While wood rats, western gray squirrels and other small mammals have been identified in previous studies as hosts for Borrelia burgdorferi, the bacterium responsible for Lyme disease, researchers found more than half of the common robins, juncos, and sparrows that were carrying ticks, were also carriers.

Given the greater mobility of birds, the researchers think they may play a bigger role in spreading the disease.

"The role of birds in the maintenance of Lyme disease bacteria in California is poorly understood," Erica Newman, one the lead authors of the study, said.

Humans bitten by the ticks can get the disease, which can lead to a months or years of conditions ranging from joint pain to brain aliments.
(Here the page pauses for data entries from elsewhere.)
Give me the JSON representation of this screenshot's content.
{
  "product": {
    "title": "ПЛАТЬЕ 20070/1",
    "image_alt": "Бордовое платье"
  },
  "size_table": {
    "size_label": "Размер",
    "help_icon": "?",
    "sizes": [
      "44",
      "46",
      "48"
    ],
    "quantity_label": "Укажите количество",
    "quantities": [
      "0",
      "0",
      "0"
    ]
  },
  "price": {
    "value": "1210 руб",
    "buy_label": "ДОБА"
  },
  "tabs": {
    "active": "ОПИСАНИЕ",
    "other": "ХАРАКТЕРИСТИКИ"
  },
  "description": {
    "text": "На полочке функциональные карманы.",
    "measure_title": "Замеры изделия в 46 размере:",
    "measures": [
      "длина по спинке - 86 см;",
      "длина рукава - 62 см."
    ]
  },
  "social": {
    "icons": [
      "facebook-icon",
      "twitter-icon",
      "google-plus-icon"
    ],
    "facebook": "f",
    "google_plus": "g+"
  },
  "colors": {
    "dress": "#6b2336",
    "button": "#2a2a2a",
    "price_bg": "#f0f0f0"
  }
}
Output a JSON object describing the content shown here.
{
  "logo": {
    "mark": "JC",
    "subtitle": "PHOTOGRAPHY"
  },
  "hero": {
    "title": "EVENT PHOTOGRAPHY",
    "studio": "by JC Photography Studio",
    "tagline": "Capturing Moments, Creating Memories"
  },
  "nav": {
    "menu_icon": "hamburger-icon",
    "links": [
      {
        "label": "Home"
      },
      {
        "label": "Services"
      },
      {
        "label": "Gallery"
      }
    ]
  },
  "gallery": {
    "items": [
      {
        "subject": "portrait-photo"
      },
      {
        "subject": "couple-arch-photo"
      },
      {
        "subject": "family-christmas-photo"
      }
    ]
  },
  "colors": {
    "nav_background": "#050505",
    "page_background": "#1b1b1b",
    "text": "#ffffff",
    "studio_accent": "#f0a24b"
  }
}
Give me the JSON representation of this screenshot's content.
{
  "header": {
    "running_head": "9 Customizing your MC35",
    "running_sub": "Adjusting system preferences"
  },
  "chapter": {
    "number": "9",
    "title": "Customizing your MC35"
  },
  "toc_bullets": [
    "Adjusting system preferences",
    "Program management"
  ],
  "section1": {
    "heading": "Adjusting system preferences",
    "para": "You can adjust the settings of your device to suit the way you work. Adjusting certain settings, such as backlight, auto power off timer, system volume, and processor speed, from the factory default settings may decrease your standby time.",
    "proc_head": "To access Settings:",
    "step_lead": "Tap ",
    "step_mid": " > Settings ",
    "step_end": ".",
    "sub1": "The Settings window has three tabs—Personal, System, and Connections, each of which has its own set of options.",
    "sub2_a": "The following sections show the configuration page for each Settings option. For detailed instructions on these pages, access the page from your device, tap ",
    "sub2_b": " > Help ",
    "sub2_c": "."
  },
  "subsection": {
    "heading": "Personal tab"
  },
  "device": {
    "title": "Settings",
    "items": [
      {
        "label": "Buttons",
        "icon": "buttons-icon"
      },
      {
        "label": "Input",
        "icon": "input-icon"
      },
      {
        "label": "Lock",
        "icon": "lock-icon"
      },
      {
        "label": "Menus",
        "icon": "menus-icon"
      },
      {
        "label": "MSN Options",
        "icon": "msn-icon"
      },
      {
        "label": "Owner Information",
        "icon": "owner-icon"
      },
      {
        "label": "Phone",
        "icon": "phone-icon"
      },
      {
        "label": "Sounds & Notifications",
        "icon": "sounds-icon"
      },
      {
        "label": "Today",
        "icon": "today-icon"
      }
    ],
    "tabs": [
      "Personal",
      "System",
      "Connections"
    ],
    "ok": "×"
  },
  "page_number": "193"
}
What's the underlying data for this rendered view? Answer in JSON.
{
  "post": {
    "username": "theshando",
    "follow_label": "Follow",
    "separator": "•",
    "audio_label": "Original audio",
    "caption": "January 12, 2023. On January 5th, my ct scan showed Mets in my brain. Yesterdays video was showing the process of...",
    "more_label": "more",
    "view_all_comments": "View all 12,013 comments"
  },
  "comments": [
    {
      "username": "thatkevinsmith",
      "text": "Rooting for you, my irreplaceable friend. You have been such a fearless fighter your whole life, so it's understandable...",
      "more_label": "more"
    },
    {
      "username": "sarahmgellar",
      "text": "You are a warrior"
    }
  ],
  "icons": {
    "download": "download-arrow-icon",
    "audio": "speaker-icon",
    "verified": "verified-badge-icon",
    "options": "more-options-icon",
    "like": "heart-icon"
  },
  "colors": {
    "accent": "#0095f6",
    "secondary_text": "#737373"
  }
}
The black-legged deer tick transmits the bacteria in the eastern and north-central regions of the United States, while the western black-legged tick spreads it in the West.

Researchers took blood samples from 623 birds representing 53 species. Fifty-seven of the 100 birds that carried the ticks with the Lyme disease bacterium were infected.

Study co-author Robert Lane, a medical entomologist and a UC Berkeley professor also said that, surprisingly, "another species of Lyme disease spirochete closely related to, but distinct from, Borrelia burgdorferi was detected in birds for the first time anywhere in the world."